The US Department of Energy’s Oak Ridge National Laboratory (ORNL) has licensed its high-power wireless charging technology for electric vehicles to HEVO. The system provides the world’s highest power levels in the smallest package and could one day enable electric vehicles to be charged as they are driven at highway speeds.

ORNL has licensed its high-powered wireless vehicle charging technology to HEVO, including the lab’s unique, compact polyphase electromagnetic coils that provide the highest surface power density available. Credit: Carlos Jones/ORNL, US Dept. of Energy.

The license covers ORNL’s unique polyphase electromagnetic coil that delivers the highest surface power density available, 1.5 megawatts (1,500 kilowatts) per square meter—eight to 10 times higher than currently available technology. This surface power density supports higher power levels in a thinner, lighter coil, resolving the issue of adding range-sapping weight to electric vehicles.

The license also includes ORNL’s Oak Ridge Converter, which eliminates one of the power conversion stages needed for wireless power transfer, resulting in more compact and less costly stationary infrastructure.

The ORNL technology enables very fast hands-free charging and even in-motion charging so vehicles could be reenergized as they’re driven at interstate speeds over specially equipped roadways.

Under the license, HEVO will work with ORNL to further develop the technology, including making it ready for commercial manufacturing.

In a recent announcement supporting deployment to the marketplace, Secretary of Energy Jennifer Granholm unveiled a DOE Technology Commercialization Fund award in which HEVO and ORNL will co-develop and demonstrate a 300-kW wireless charging system based on the ORNL converter and associated power electronics.

Together, we are developing the fastest and most universal wireless charging platform in the world. From only one device mounted on the vehicle, a driver will now have the advantage of wirelessly charging at all levels up to 300-kilowatts, powering their home through a vehicle-to-grid interface, and even charging while driving at highway speeds with grid-to-battery efficiency of 90-96.5%. All of this functionality is built into a vehicle-side package the size of a medium pizza box and the ready-made capability to charge electric vehicles without a human behind the steering wheel.

—Jeremy McCool, HEVO founder and CEO

DOE has set a goal to develop hands-free, automated wireless electric vehicle charging that is at least as fast as conventional refueling as it seeks to decarbonize the nation’s transportation sector. High-power charging also encourages buy-in by consumers concerned about driving range and the availability of charging infrastructure.

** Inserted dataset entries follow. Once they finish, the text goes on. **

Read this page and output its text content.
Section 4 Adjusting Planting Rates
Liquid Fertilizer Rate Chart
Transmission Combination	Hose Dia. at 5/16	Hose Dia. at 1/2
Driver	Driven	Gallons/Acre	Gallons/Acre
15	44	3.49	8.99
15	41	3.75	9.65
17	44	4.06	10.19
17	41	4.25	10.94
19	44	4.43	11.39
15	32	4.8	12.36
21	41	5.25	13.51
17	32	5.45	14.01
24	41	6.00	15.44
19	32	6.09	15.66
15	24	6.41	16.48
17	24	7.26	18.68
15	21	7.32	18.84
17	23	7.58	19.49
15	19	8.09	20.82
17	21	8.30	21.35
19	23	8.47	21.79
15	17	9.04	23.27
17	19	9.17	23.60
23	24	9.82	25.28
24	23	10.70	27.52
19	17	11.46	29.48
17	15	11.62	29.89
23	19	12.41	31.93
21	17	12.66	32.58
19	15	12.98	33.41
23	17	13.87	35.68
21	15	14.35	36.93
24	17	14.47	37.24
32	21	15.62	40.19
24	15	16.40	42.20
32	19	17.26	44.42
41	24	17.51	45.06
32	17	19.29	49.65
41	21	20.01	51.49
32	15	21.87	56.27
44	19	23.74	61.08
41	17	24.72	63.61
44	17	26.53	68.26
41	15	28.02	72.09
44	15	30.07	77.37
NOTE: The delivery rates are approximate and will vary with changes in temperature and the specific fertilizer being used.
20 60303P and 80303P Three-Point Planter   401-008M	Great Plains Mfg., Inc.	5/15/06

In wireless charging, EV batteries are energized when vehicles are parked over a charging pad or driven over specially outfitted roadways while power is transferred across an air gap between magnetic coils embedded in the ground and installed on the car.

Most of today’s commercially available light-duty EVs have battery packs rated anywhere from 30 kWh to 60 kWh, and most of the higher end, longer range electric vehicles come with 100 kWh battery packs. Reaching a 15-20 minute charge time for a 100-kWh battery pack requires a 300-kW charging system. Targeting an even faster 5-10-minute charge time means power must be scaled up to half a megawatt or more. Heavy-duty vehicles like electric semitrucks would require battery packs with several hundred kWh energy storage capacity, which would require megawatt-level charging, ORNL researchers noted.

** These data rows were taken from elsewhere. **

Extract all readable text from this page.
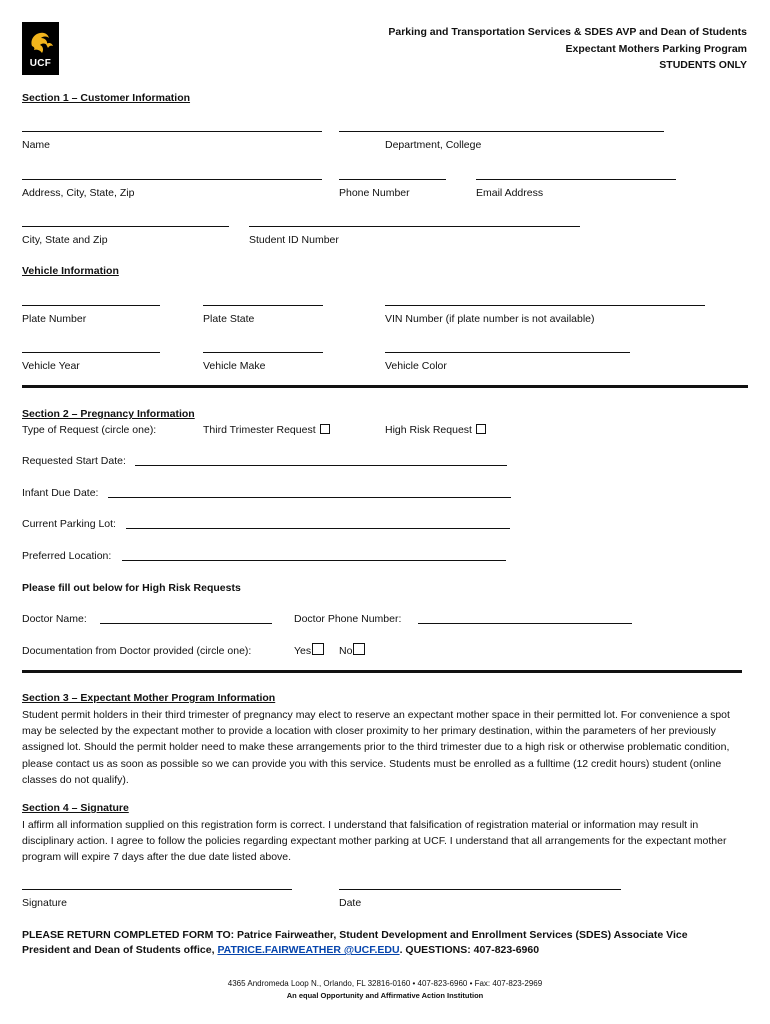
UCF
Parking and Transportation Services & SDES AVP and Dean of Students
Expectant Mothers Parking Program
STUDENTS ONLY
Section 1 – Customer Information
Name	Department, College
Address, City, State, Zip	Phone Number	Email Address
City, State and Zip	Student ID Number
Vehicle Information
Plate Number	Plate State	VIN Number (if plate number is not available)
Vehicle Year	Vehicle Make	Vehicle Color
Section 2 – Pregnancy Information
Type of Request (circle one):	Third Trimester Request	High Risk Request
Requested Start Date:
Infant Due Date:
Current Parking Lot:
Preferred Location:
Please fill out below for High Risk Requests
Doctor Name:	Doctor Phone Number:
Documentation from Doctor provided (circle one):	Yes	No
Section 3 – Expectant Mother Program Information
Student permit holders in their third trimester of pregnancy may elect to reserve an expectant mother space in their permitted lot. For convenience a spot may be selected by the expectant mother to provide a location with closer proximity to her primary destination, within the parameters of her previously assigned lot. Should the permit holder need to make these arrangements prior to the third trimester due to a high risk or otherwise problematic condition, please contact us as soon as possible so we can provide you with this service. Students must be enrolled as a fulltime (12 credit hours) student (online classes do not qualify).
Section 4 – Signature
I affirm all information supplied on this registration form is correct. I understand that falsification of registration material or information may result in disciplinary action. I agree to follow the policies regarding expectant mother parking at UCF. I understand that all arrangements for the expectant mother program will expire 7 days after the due date listed above.
Signature	Date
PLEASE RETURN COMPLETED FORM TO: Patrice Fairweather, Student Development and Enrollment Services (SDES) Associate Vice
President and Dean of Students office, PATRICE.FAIRWEATHER @UCF.EDU. QUESTIONS: 407-823-6960
4365 Andromeda Loop N., Orlando, FL 32816-0160 • 407-823-6960 • Fax: 407-823-2969
An equal Opportunity and Affirmative Action Institution
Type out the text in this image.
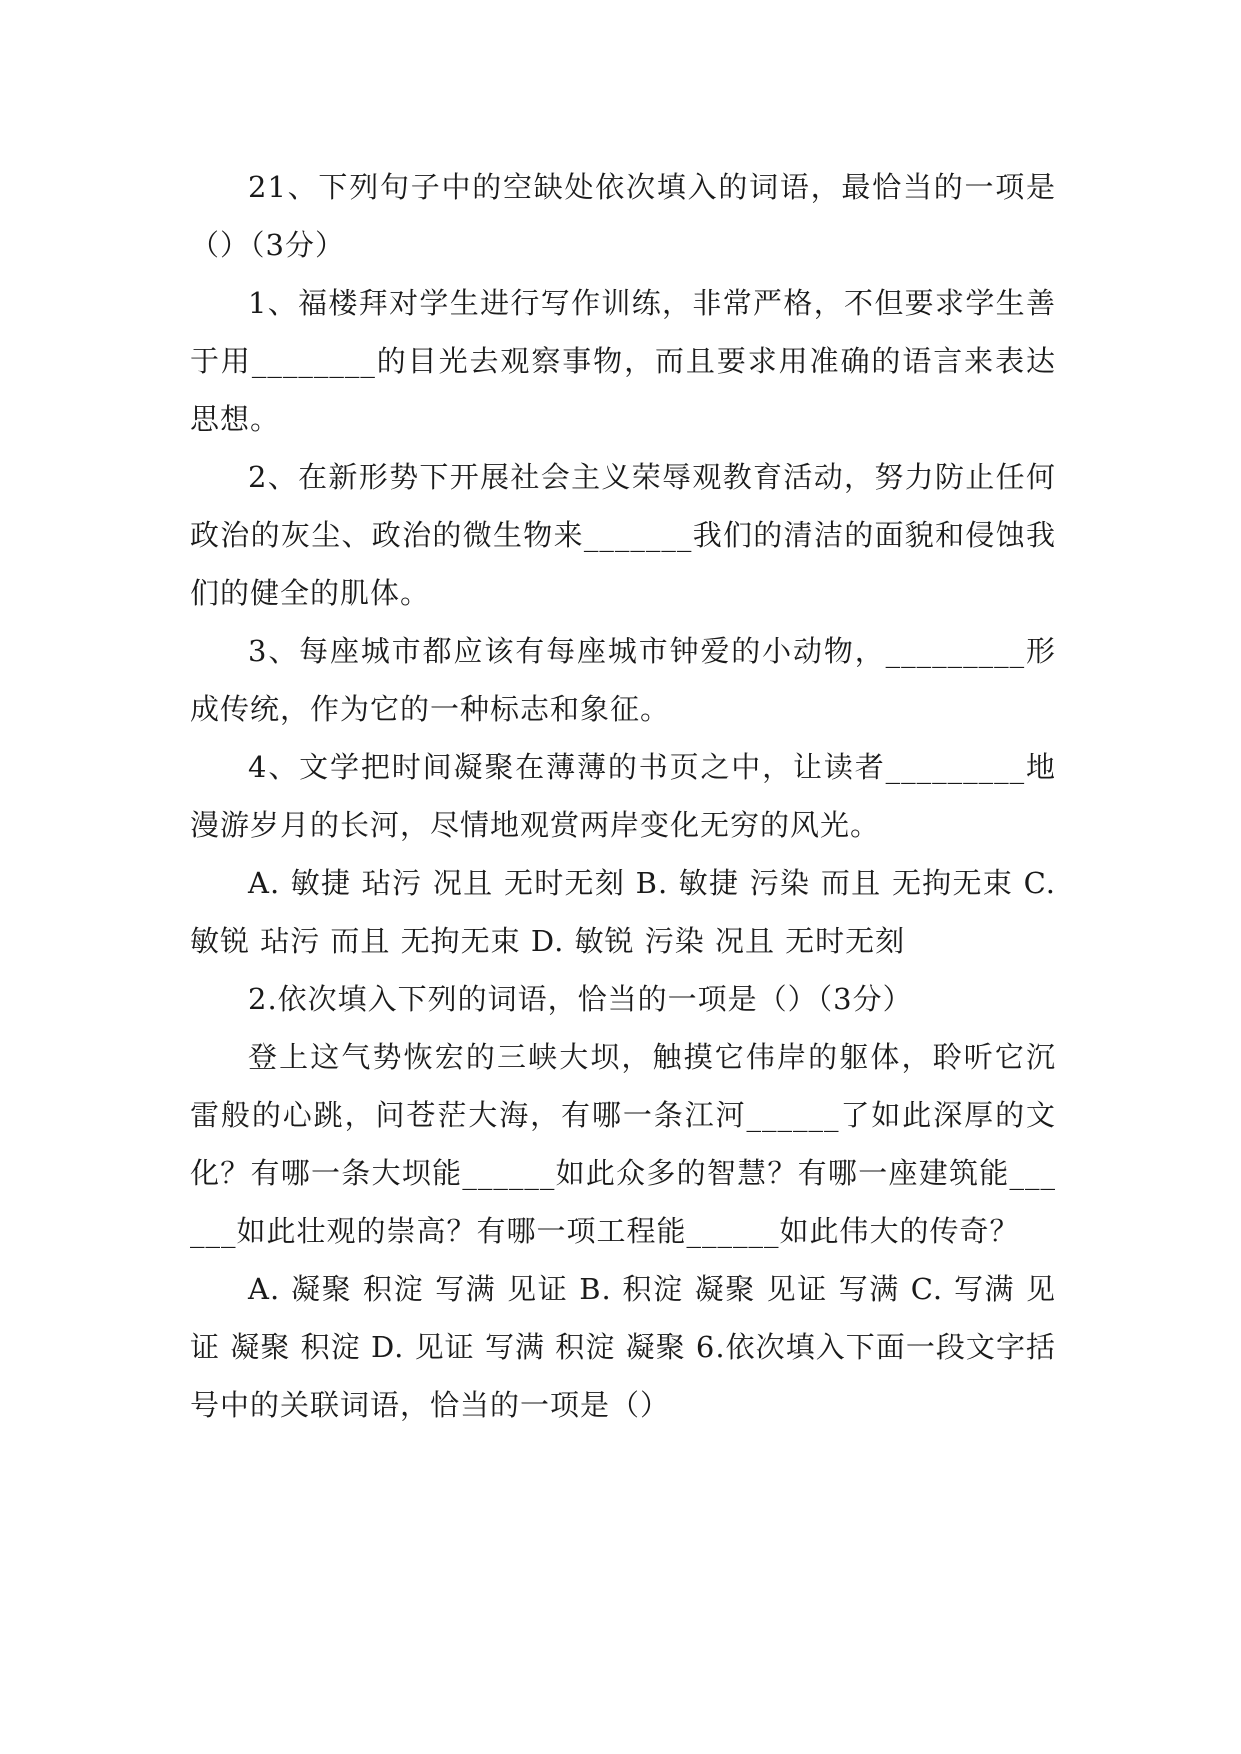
21、下列句子中的空缺处依次填入的词语，最恰当的一项是（）（3分）

1、福楼拜对学生进行写作训练，非常严格，不但要求学生善于用________的目光去观察事物，而且要求用准确的语言来表达思想。

2、在新形势下开展社会主义荣辱观教育活动，努力防止任何政治的灰尘、政治的微生物来_______我们的清洁的面貌和侵蚀我们的健全的肌体。

3、每座城市都应该有每座城市钟爱的小动物，_________形成传统，作为它的一种标志和象征。

4、文学把时间凝聚在薄薄的书页之中，让读者_________地漫游岁月的长河，尽情地观赏两岸变化无穷的风光。

A. 敏捷 玷污 况且 无时无刻 B. 敏捷 污染 而且 无拘无束 C. 敏锐 玷污 而且 无拘无束 D. 敏锐 污染 况且 无时无刻

2.依次填入下列的词语，恰当的一项是（）（3分）

登上这气势恢宏的三峡大坝，触摸它伟岸的躯体，聆听它沉雷般的心跳，问苍茫大海，有哪一条江河______了如此深厚的文化？有哪一条大坝能______如此众多的智慧？有哪一座建筑能______如此壮观的崇高？有哪一项工程能______如此伟大的传奇？

A. 凝聚 积淀 写满 见证 B. 积淀 凝聚 见证 写满 C. 写满 见证 凝聚 积淀 D. 见证 写满 积淀 凝聚 6.依次填入下面一段文字括号中的关联词语，恰当的一项是（）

Opening up new parts of the transportation sector to electrification is a key benefit of this technology. It’s not just about charging your vehicle really fast. It’s also about being able to convert to electricity long-haul trucks, which burn a significant portion of the vehicle fuel used in this country.Burak Ozpineci, section head for Vehicle and Mobility Systems Research at ORNL

The dynamic charging system being developed at ORNL likewise supports electrification of heavy-duty trucks.

Right now, those big trucks would require massive battery packs that add significant weight and cost to the vehicle. But with dynamic wireless charging on interstates, for instance, you can reduce the onboard battery capacity needed while alleviating range anxiety.

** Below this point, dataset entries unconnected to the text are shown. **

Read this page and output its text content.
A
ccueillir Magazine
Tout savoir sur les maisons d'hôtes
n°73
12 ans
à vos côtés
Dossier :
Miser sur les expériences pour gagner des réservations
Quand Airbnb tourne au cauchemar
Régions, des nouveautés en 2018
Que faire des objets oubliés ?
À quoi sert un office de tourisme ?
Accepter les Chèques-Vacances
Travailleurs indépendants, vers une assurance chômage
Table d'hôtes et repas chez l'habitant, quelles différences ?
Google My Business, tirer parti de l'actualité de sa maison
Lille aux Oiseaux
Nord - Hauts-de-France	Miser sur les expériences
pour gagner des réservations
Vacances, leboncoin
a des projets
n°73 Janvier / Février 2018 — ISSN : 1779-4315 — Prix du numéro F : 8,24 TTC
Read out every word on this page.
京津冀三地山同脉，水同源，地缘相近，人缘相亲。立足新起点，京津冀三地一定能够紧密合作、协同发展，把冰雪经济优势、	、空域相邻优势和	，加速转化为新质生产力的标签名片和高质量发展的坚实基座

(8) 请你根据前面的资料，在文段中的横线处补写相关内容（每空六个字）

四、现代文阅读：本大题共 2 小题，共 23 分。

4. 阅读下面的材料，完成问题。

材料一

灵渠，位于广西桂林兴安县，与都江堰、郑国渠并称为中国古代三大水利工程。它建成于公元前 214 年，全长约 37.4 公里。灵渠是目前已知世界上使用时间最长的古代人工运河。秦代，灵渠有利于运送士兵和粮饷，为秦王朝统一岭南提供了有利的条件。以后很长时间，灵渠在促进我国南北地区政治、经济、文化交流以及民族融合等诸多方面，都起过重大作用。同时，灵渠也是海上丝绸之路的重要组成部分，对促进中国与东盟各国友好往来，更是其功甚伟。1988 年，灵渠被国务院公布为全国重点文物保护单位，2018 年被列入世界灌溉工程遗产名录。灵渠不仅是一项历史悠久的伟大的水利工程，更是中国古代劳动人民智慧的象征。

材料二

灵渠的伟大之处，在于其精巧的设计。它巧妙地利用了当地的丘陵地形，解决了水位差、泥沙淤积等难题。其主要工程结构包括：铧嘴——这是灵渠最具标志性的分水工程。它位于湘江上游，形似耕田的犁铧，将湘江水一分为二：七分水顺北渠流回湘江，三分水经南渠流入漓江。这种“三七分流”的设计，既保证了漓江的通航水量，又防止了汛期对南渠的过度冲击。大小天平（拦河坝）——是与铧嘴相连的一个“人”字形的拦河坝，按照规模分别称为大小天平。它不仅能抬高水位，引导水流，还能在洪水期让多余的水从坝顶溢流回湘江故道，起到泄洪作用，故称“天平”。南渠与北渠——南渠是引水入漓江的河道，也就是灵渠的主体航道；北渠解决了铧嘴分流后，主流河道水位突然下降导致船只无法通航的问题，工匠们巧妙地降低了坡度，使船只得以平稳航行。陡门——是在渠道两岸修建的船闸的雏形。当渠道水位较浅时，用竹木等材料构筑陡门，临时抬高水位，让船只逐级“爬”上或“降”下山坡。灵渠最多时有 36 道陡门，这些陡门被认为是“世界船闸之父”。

—Veda Galigekere, who leads ORNL’s Electric Drives Research Group

The Oak Ridge Converter will be part of the TCF project and is included in the HEVO licensing agreement. It directly converts 60-hertz AC power from the grid to high-frequency AC without taking an intermediary conversion to DC power. The converter design reduces the weight, volume and size of stationary, grid-side infrastructure by as much as 50%.

ORNL also actively works on shielding technologies to ensure system safety and reduce interference with other vehicle components.

The ORNL research and development team also includes Erdem Asa, Gui-Jia Su and Mostak Mohammad. The work was supported by the DOE Office of Energy Efficiency and Renewable Energy’s Vehicle Technologies Office and the ORNL Laboratory-Directed Research and Development program. Researchers used capabilities of the Grid Research Integration and Deployment Center and the DOE-designated National Transportation Research Center user facility at ORNL.